Lucien Clergue : les albums
L’âme tourmentée par une adolescence douloureuse, mais fort d’une assurance dispensée par sa mère qui voit en lui un artiste en devenir, Lucien Clergue trouve rapidement les moyens de traduire sa mélancolie par la photographie qu’il commence tout juste à pratiquer. Dans le commerce familial ou chez un fournisseur du voisinage, il récupère des catalogues de tissus dont il arrache les échantillons pour coller à leur place les contacts de ses négatifs. Les albums correspondent aux collections saisonnières des fabricants ; ils sont donc datés, ce qui en fait ainsi des documents pour l’Histoire.

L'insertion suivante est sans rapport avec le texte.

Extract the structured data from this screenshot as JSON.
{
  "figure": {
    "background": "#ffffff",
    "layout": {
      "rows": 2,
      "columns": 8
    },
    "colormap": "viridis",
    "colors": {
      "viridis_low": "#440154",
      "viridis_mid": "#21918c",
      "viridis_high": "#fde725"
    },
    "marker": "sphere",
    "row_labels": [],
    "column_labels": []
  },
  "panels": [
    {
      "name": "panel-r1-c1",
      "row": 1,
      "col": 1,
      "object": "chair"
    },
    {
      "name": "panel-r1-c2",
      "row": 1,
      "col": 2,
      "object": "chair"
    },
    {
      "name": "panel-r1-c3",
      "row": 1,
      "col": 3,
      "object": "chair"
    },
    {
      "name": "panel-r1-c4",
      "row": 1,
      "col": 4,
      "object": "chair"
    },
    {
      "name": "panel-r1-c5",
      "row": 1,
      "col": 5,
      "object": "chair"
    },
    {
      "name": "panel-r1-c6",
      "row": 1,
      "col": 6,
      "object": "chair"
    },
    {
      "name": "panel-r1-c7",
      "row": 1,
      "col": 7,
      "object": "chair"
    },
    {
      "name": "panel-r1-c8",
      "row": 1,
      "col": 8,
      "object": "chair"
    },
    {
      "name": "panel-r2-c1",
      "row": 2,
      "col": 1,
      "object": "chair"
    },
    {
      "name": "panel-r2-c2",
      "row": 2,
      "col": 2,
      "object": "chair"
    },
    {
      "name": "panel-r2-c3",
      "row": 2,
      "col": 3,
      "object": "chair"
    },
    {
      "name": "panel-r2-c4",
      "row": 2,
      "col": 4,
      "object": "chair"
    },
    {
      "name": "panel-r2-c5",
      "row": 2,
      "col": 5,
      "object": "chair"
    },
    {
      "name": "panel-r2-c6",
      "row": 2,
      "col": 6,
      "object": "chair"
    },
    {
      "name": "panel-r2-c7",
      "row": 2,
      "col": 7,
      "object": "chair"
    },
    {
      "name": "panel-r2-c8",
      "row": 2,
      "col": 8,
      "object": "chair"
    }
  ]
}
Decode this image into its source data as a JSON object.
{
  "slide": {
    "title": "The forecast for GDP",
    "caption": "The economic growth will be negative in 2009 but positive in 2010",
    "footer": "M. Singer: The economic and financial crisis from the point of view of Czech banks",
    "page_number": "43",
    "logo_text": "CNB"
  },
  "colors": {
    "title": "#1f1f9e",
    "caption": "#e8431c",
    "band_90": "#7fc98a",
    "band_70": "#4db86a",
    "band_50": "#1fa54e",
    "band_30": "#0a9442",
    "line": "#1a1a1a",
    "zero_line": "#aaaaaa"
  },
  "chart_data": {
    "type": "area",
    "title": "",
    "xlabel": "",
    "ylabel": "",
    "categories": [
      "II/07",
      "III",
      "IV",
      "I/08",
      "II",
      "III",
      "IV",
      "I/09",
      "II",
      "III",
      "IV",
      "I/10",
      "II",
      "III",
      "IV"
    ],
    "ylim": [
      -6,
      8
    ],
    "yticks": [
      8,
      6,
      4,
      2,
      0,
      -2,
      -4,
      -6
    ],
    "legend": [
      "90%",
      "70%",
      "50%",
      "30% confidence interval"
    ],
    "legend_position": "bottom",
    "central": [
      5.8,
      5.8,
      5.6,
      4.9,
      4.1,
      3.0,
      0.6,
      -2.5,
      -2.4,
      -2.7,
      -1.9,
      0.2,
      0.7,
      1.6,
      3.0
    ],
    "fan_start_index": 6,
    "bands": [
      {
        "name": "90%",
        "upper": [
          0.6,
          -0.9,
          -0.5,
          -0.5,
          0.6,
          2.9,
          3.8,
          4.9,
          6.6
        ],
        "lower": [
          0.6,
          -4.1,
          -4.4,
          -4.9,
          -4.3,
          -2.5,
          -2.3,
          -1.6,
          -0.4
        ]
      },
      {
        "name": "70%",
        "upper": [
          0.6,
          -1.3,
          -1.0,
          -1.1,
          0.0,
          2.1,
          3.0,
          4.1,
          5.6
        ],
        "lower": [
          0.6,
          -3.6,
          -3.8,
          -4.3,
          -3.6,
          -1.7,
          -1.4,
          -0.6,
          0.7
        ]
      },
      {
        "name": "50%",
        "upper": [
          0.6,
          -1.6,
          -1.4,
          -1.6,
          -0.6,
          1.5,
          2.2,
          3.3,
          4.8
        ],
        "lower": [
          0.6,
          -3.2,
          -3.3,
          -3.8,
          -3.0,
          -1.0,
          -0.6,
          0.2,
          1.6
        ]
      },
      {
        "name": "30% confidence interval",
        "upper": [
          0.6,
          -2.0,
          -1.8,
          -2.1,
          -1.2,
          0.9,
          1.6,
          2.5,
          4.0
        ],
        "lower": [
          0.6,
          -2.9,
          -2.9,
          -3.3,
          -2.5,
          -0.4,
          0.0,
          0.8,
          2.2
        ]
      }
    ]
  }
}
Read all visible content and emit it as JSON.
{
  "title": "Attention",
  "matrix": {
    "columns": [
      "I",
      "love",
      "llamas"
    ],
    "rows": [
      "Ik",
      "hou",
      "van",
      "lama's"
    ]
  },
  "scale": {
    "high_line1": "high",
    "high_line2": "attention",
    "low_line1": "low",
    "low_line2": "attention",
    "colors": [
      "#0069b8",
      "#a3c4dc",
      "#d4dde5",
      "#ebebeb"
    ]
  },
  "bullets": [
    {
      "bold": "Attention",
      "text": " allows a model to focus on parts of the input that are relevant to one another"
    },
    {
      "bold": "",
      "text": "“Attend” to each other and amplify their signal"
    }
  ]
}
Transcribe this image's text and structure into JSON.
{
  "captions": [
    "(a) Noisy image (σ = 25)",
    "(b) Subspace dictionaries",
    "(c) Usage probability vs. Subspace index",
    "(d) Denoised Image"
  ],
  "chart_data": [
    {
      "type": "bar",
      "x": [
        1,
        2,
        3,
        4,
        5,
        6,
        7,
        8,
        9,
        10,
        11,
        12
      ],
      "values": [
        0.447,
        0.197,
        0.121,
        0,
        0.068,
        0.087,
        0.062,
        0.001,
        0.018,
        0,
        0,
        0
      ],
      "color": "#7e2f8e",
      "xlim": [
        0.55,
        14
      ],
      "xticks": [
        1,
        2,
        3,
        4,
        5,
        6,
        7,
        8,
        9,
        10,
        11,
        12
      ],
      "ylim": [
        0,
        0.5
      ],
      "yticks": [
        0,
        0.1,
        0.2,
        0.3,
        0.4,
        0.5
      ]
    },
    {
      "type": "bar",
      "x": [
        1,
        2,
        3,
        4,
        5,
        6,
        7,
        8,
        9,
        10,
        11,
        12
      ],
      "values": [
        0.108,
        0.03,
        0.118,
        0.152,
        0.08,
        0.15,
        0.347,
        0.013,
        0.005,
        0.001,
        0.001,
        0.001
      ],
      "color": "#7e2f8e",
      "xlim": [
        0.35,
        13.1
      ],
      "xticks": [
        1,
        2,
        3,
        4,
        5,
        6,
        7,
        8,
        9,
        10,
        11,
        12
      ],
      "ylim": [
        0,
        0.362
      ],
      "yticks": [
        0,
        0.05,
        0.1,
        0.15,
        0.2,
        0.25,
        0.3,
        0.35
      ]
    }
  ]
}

Véritable outil de recherche de la meilleure image – le négatif grand format en permet une grande lisibilité – les albums montrent, page après page, image par image, la progression du travail de Lucien Clergue, ses hésitations, ses intuitions, ses certitudes, ses avancées vers ce qui constituera la quintessence de son oeuvre.
Cette pratique n’est plus possible aujourd’hui pour les photographes, le numérique ayant fait disparaître les planches-contacts sur papier ; pour les adeptes de l’argentique, les planches-contacts, récentes ou historiques, avec leurs annotations, leur sélection au crayon gras, sont l’objet de tous les soins. La série d’albums s’arrête en 1956. Lucien Clergue abandonne en effet cette pratique au fur et à mesure qu’il prend pleinement possession de son métier, conscient de la direction qu’il veut donner à son travail et de sa place parmi les photographes. Ces albums, qui s’inscrivent dans un court laps de temps et qui indiquent très tôt les axes forts de l’oeuvre de Lucien Clergue ainsi que la puissance de son intuition dès ses débuts dans la photographie, ont très naturellement constitué le fil conducteur de cette première exposition majeure de Lucien Clergue, un an après sa disparition.